President Trump signed four executive actions Friday to provide economic relief amid the pandemic, as congressional negotiations reached no consensus. “The three memorandums and one executive order call for extending some enhanced unemployment benefits, taking steps to stop evictions, continuing the suspension of student loan repayments and deferring payroll taxes,” according to NPR.

“Trump promised that funds would be ‘rapidly distributed’ to Americans in need, although it remains unclear whether the president has the authority to do certain steps unilaterally, without congressional approval. In any case, legal challenges are expected, which could delay any disbursement of funds.”

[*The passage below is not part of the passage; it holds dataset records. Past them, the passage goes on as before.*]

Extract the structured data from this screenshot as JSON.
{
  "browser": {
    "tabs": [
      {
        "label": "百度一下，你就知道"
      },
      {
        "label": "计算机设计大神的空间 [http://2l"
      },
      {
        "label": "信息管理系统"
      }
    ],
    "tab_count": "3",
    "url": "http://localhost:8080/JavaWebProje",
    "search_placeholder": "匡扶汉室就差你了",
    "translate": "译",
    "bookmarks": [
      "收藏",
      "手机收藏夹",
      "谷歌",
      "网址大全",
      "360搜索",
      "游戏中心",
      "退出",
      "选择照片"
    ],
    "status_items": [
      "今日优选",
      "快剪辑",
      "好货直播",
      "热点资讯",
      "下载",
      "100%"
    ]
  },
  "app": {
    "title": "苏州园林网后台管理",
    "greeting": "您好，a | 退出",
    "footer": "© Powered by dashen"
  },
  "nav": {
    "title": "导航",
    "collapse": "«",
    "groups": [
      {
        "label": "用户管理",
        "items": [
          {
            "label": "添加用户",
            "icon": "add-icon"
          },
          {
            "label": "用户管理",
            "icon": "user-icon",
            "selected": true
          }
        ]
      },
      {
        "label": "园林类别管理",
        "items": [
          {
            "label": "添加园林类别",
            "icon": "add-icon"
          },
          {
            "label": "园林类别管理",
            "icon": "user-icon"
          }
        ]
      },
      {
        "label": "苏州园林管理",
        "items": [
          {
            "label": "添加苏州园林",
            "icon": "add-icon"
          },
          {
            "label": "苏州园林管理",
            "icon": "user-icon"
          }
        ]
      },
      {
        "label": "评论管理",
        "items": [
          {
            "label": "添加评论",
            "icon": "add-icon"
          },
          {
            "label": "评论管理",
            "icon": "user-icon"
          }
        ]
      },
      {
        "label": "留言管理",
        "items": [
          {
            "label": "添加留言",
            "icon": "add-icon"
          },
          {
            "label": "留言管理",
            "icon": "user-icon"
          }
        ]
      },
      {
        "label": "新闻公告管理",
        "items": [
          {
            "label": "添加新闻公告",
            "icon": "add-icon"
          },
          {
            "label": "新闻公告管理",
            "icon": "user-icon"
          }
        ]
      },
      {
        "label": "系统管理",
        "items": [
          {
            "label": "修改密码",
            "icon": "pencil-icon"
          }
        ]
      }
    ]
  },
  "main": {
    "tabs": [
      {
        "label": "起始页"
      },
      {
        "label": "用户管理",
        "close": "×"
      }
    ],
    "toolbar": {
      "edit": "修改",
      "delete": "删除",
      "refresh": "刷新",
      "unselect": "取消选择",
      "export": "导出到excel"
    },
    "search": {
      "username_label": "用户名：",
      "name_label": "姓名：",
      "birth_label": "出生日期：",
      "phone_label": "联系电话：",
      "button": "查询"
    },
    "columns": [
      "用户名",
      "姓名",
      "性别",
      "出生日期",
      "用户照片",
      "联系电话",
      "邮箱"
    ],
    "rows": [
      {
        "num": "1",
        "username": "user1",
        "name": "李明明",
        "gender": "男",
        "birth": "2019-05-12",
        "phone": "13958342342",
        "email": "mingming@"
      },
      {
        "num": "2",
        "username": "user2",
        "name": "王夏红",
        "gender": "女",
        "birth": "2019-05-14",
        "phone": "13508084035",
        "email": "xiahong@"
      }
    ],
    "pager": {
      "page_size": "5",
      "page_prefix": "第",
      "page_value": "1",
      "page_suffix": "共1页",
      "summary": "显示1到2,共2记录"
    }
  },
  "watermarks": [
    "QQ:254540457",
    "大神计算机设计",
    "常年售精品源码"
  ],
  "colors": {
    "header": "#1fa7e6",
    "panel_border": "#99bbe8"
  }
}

Former Vice President Joe Biden is expected to name his running mate in the coming days, before the Democratic National Convention opens next week. Biden has promised to pick a woman for the post, and he has faced pressure to name a Black woman: speculation has centered around California Sen. Kamala Harris, former national security adviser Susan Rice, and California Rep. Karen Bass.

However, other possibilities remain: according to the Associated Press, Biden met with Michigan Gov. Gretchen Whitmer last week, suggesting that he is meeting one-on-one with an unusually long list of contenders. Student journalist Prayag Gordy contributes this graphic to help you keep track of the women in the running to be Biden’s No. 2:


All times Eastern.

President Donald Trump will have lunch with Vice President Mike Pence at 12:30 p.m. and receive his intelligence briefing at 2 p.m.

Vice President Mike Pence will have lunch with the president at 12:3o p.m. and lead a video teleconference with governors on COVID-19 response and recovery at 3 p.m.

White House press secretary Kayleigh McEnany will hold a press briefing at 1 p.m.

The Senate will convene at 3 p.m. No roll call votes are expected.

The House is not in session.

The Supreme Court is on summer recess.

Democratic presidential candidate Joe Biden will attend a virtual fundraiser.